Few people have the courage to ask questions about political responsibility, let alone the complicity of those at the very top. Ombudsman Fernando Escobar won’t say a word about it. “If I started to talk about politics,” he tells me, “at best I’d be discredited as a ‘terrorist in a tie’. I can only support action to bring the immediate culprits to trial.”
A “terrorist in a tie”? That’s an allusion to the way President Uribe some years ago described critics of the government and defenders of human rights. Here’s an example from a speech he made to students at a military school: “Politicos in the service of terrorism who wave the slogan of human rights about in a cowardly way [want] to hand back to terrorism in Colombia everything the citizens and public authorities have taken away from it.” In other words, anyone who denounces the authorities for abuse of power is a terrorist! More than a figure of speech, the phrase had turned into a weapon. Public stigmatization was often a signal for assassins—from the police, the army, or the paramilitaries—to intimidate, force into exile, or rub out the targeted people.
Felipe Zuleta is the rare man who is outspoken.
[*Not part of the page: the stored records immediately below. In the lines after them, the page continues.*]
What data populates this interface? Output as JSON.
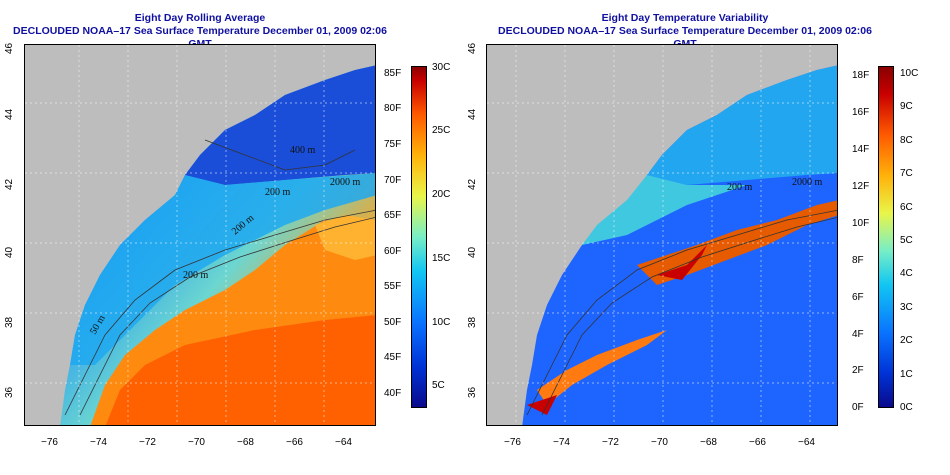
{
  "left_panel": {
    "title_line1": "Eight Day Rolling Average",
    "title_line2": "DECLOUDED NOAA–17 Sea Surface Temperature December 01, 2009 02:06 GMT",
    "lat_ticks": [
      "36",
      "38",
      "40",
      "42",
      "44",
      "46"
    ],
    "lon_ticks": [
      "−76",
      "−74",
      "−72",
      "−70",
      "−68",
      "−66",
      "−64"
    ],
    "depth_labels": [
      "400 m",
      "200 m",
      "200 m",
      "2000 m",
      "200 m",
      "50 m",
      "50 m"
    ],
    "colorbar_f": [
      "40F",
      "45F",
      "50F",
      "55F",
      "60F",
      "65F",
      "70F",
      "75F",
      "80F",
      "85F"
    ],
    "colorbar_c": [
      "5C",
      "10C",
      "15C",
      "20C",
      "25C",
      "30C"
    ]
  },
  "right_panel": {
    "title_line1": "Eight Day Temperature Variability",
    "title_line2": "DECLOUDED NOAA–17 Sea Surface Temperature December 01, 2009 02:06 GMT",
    "lat_ticks": [
      "36",
      "38",
      "40",
      "42",
      "44",
      "46"
    ],
    "lon_ticks": [
      "−76",
      "−74",
      "−72",
      "−70",
      "−68",
      "−66",
      "−64"
    ],
    "depth_labels": [
      "200 m",
      "2000 m"
    ],
    "colorbar_f": [
      "0F",
      "2F",
      "4F",
      "6F",
      "8F",
      "10F",
      "12F",
      "14F",
      "16F",
      "18F"
    ],
    "colorbar_c": [
      "0C",
      "1C",
      "2C",
      "3C",
      "4C",
      "5C",
      "6C",
      "7C",
      "8C",
      "9C",
      "10C"
    ]
  },
  "colors": {
    "title": "#1010a0",
    "land": "#bdbdbd",
    "cold": "#0a3fd6",
    "warm": "#ff6a00",
    "hot": "#c80000"
  }
}
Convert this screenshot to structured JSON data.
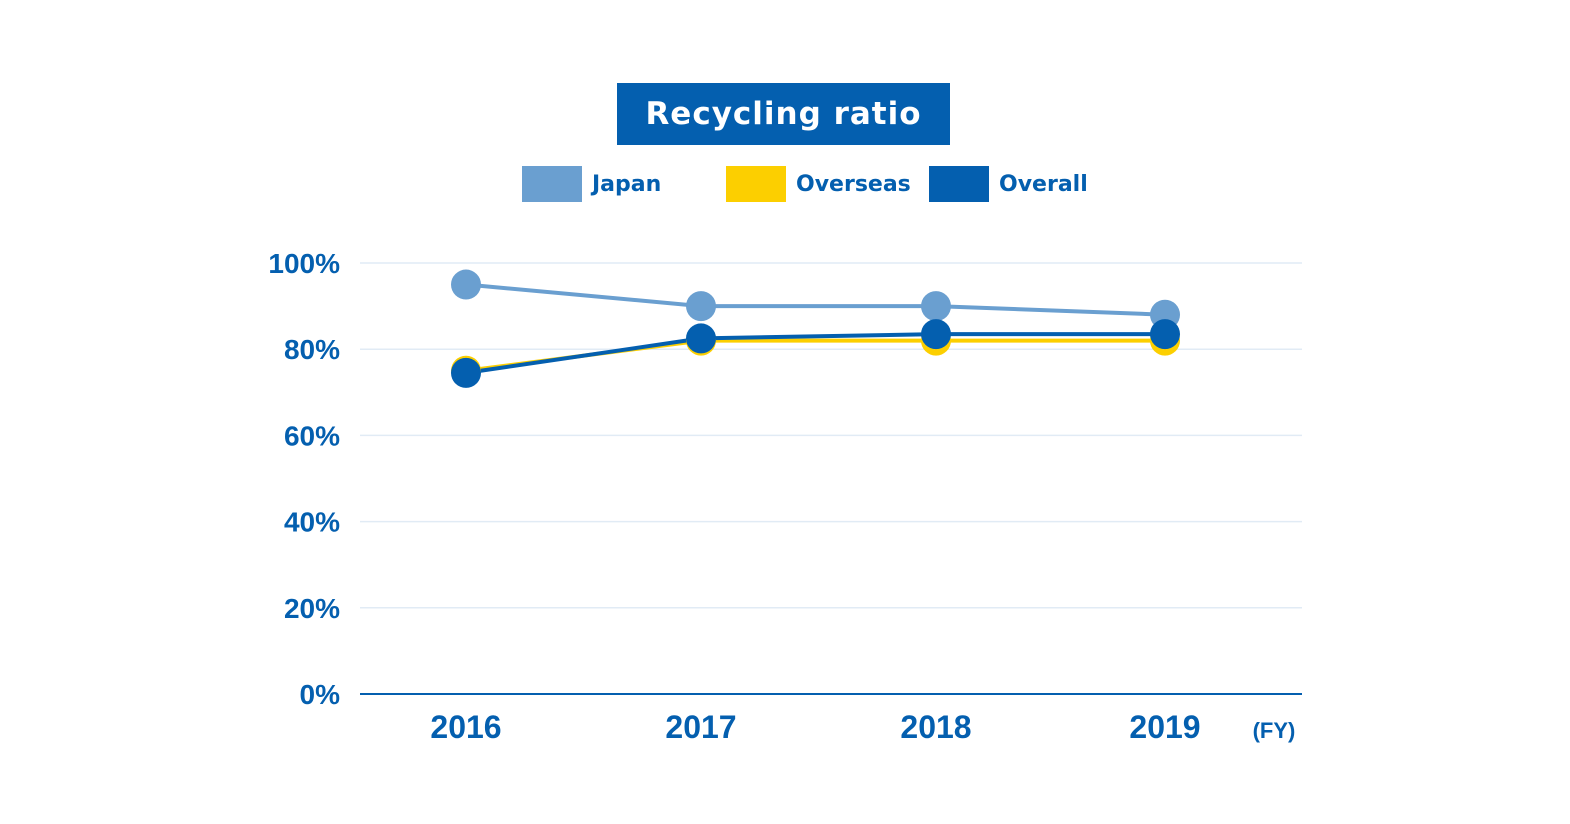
{
  "chart_data": {
    "type": "line",
    "title": "Recycling ratio",
    "categories": [
      "2016",
      "2017",
      "2018",
      "2019"
    ],
    "x_unit_label": "(FY)",
    "y_ticks": [
      "0%",
      "20%",
      "40%",
      "60%",
      "80%",
      "100%"
    ],
    "ylim": [
      0,
      100
    ],
    "legend_position": "top-center",
    "grid": true,
    "series": [
      {
        "name": "Japan",
        "color": "#6a9fd0",
        "values": [
          95,
          90,
          90,
          88
        ]
      },
      {
        "name": "Overseas",
        "color": "#fccf00",
        "values": [
          75,
          82,
          82,
          82
        ]
      },
      {
        "name": "Overall",
        "color": "#045faf",
        "values": [
          74.5,
          82.5,
          83.5,
          83.5
        ]
      }
    ]
  }
}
He has interviewed senior officers, who told him, off the record, that the army commander-in-chief General Mario Montoya called them daily asking: “How many guerrillas have you killed today?” (In a different trial, Montoya was accused of having links with the criminal paramilitaries.) It’s unlikely that these officers would repeat this claim in a courtroom. There’s mafia solidarity among the armed forces. Besides, something could happen to them if they speak out—they know very well how power works in Colombia.
On the final day of my stay in Bogota, I went to Bolivar Square—where the presidential palace, the congress, and court buildings are located—to meet with Raul Carvajal. A sixty-three-year-old grocer from the north of the country, he had been in the news for the past two weeks, for bringing the remains of his son to the capital in a truck. His son, also named Raul Carvajal, was an army sergeant. On October 8, 2006, he called home in an agitated state to say that he was going to leave the army because his commanders were trying to force him to take part in the murder of two young men, allegedly guerrillas. A few hours later Raul Carvajal junior was dead. The army claimed he was killed fighting against FARC militants. An investigation found no evidence of such a skirmish in the army files. He was twenty-nine.
Raul had made a pilgrimage across the country, traveling more than a thousand kilometers to get to Bogota. Along the way he made stops in towns and villages, handing out leaflets listing accusations and denunciations. He wanted an explanation for the circumstances of his son’s killing and punishment for those responsible. “I won’t let them get away with it,” he told me. “I’ll keep demanding an explanation of how my son died until I die too. There’s nothing that matters more to me in this life—they can kill me if they want. Enough silence, enough impunity!”
Occasionally somebody stops in Bolivar Square and questions Carvajal. The tourists stare at him as if he were a freak because he’s festooned in signs with information about his son. Most walk past indifferently.
[*] Data from 2014 record 4716 cases of such killings reported to the prosecution service throughout Colombia; my source is El Pais, March 26, 2014.